There are no heroes in these tales, except possibly the WOZA heroines who appear briefly, “The women scream, shout, wail, and then wilt under the onslaught. The violence is over as quickly as it began. Torn banners and shoes lie scattered on the tarmac, a forlorn reminder of the power of brute force….”

Zimbabweans in foreign exile figure large in these stories, perhaps because the author himself lived in London for fifteen years, as a student. But they too are no heroes, come back with no answer to their homeland’s misery, may not even have gained personally much for themselves. “In the thirty years that was your secret life in the land of the BBC, the Queen, cricket and snow you had achieved nothing.  You had wasted thirty years of your life and come back….with only the clothes on your back and a baggage of bittersweet memories”.

One emigrant, come back to his home country after years of chasing money in crime-ridden South Africa, eventually decided that he had to take sides in the violent conflict and promptly got himself assassinated by ruthless party agents. Eldridge Gunguwo, at last married to a woman he really loved with two adorable little daughters, seemed destined for a quiet life as a family man. What made him become “an active member of the opposition, an unforgivable sin in the turbulent and brutal politcis” of the country? The clinical report on the autopsy, quoted at length, does not tell us. Was he a hero or just a fool?

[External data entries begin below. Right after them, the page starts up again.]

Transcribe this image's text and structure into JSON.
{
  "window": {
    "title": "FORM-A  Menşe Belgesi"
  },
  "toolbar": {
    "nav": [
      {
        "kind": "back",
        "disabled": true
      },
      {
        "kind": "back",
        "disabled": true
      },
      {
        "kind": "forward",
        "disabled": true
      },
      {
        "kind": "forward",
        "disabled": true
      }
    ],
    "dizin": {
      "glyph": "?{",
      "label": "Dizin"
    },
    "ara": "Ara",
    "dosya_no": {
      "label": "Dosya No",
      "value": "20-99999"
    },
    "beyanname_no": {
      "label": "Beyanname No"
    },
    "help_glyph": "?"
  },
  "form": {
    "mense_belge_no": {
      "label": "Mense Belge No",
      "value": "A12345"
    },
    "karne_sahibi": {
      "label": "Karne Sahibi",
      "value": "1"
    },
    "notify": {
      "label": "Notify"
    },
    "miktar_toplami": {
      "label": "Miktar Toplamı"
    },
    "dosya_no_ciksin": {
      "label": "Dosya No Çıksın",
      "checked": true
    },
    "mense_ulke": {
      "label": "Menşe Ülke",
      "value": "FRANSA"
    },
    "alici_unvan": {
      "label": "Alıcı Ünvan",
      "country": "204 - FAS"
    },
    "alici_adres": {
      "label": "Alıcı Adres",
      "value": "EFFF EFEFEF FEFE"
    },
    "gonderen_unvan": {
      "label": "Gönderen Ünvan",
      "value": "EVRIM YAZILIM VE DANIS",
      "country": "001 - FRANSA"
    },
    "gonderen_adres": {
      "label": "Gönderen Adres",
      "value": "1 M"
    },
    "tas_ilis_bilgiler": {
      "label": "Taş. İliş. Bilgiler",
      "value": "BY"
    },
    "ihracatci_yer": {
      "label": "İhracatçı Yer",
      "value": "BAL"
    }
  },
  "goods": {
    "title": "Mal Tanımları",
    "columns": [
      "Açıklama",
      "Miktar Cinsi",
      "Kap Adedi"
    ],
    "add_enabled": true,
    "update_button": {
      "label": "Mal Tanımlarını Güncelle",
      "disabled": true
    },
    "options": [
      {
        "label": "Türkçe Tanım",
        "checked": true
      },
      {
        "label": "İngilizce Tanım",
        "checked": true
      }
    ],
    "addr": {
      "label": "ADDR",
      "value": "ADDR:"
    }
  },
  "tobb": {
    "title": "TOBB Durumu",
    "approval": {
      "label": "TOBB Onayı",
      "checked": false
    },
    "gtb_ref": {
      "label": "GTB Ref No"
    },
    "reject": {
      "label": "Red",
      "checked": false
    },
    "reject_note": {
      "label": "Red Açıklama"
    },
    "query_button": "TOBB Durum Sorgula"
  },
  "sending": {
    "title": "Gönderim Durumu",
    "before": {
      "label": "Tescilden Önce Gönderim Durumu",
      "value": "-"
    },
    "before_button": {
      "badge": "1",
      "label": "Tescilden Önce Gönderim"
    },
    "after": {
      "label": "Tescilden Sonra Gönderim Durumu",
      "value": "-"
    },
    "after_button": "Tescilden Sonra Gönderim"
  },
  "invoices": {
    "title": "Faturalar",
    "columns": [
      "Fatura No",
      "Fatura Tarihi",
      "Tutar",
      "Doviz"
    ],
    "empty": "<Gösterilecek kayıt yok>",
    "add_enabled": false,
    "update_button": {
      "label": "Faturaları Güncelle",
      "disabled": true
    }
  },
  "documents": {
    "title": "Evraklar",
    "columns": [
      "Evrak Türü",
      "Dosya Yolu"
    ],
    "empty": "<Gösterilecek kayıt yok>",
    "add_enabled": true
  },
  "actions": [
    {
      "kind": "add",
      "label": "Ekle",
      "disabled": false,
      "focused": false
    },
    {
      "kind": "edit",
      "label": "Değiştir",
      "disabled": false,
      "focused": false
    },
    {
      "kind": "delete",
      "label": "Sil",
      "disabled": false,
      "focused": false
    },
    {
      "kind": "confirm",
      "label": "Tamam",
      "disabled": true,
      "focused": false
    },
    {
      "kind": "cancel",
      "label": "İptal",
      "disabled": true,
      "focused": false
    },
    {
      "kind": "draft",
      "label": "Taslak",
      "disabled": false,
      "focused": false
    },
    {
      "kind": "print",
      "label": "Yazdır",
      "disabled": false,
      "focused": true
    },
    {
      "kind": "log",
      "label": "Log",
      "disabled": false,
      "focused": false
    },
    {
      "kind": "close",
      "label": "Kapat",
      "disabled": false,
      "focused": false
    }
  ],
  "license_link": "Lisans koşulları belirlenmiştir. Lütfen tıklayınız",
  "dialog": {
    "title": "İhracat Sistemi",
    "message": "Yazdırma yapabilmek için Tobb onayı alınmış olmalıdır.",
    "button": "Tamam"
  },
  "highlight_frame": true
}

The writer does not expect anything from the Church either. “According to Eldridge, there were three professions that required a fair measure of ruthlessness, dishonesty and cunning in a man: law, politics and the priesthood”.

This is illustrated in the final story. A married couple, addicted to TV, but unable to agree on which programme to watch, introduce us to Pastor Johannes Dollar whose devotees they have become.  His luxurious wedding to a young girl attended by most prominent people in the country is a TV sensation. His preaching voice which keeps the dollar rolling has made it possible. But the dream collapses with a big bang when he is convicted of abuse and rape. “Society has to be protected against monsters like you,” says the magistrate.

If you look for ways out of our Zimbabwean mess, neither white gods nor black demons have an answer.